When I am most deeply aware of myself and my surroundings, I am aware of the all-inclusive empowering of all-inclusive reality, aka, God.
People may be aware of this without calling this God. But this is how the earliest New Testament writer, St. Paul, thought of the God of Jesus Christ, along with his early followers. They identified this God as the all-inclusive reality, empowering everything that happens all-inclusively, radically embodying this all-inclusive empowering through the humanly all-inclusive life of Jesus Christ:
“For us there is one God, the Father, from whom are all things and for whom we exist, and one Lord, Jesus Christ, through whom are all things and through whom we exist” (1 Corinthians 8:6). “From God, through God, and in God are all things” (Romans 11:36). “God is above all and through all and in all” (Ephesians 4:6). “In God we live and move and have our being” (Acts 17:28). “In Jesus Christ all the Fullness was pleased to dwell, and through him to reconcile to himself all things … whether on earth or in heaven” (Colossians 1:19-20).

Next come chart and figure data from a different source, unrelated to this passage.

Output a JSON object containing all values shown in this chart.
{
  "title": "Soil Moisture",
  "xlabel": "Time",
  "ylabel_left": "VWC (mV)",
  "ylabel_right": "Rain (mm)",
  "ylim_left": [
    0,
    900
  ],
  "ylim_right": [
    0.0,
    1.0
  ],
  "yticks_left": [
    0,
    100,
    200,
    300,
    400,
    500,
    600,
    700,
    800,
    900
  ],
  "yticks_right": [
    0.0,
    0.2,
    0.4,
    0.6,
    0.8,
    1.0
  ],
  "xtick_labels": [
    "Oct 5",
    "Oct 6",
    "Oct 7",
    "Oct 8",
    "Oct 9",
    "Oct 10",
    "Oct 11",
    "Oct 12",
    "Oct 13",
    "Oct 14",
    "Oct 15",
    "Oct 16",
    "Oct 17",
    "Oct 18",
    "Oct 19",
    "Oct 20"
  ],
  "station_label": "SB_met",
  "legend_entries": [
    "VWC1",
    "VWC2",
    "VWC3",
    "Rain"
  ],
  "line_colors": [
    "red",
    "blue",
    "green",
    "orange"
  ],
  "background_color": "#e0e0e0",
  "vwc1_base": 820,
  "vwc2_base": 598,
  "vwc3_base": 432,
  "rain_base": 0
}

This too is how I identify the God of Jesus Christ, and how I experience God. (However, I regard God as all-inclusively empowering, but not as all-controlling—a nuance that St. Paul and his earlier followers seem not to have considered.)
When I am open to this empowering (that’s faith), I experience it as grace and love.
When I am closed or resistant to it, I experience it as judgment.
When I sacramentally participate in the continuing story of Jesus’ overcoming death-dealing hatred through unquenchable and all-reconciling love, my opening to this empowering is renewed, deepened and strengthened.
Nothing I have learned about myself and my surroundings through the natural sciences threatens my opening to this all-inclusive empowering of all-inclusive reality.
Nothing I have learned about how the continuing story of Jesus may first have been told and retold threatens its power to renew, deepen and strengthen my opening to this empowering when I participate in this story.
When others call this opening unreasonable or downright stupid, I smile.
When others say that I have reinvented my concept of God to suit my 21st-century sensibilities, I point to St. Paul and his early followers, and smile again.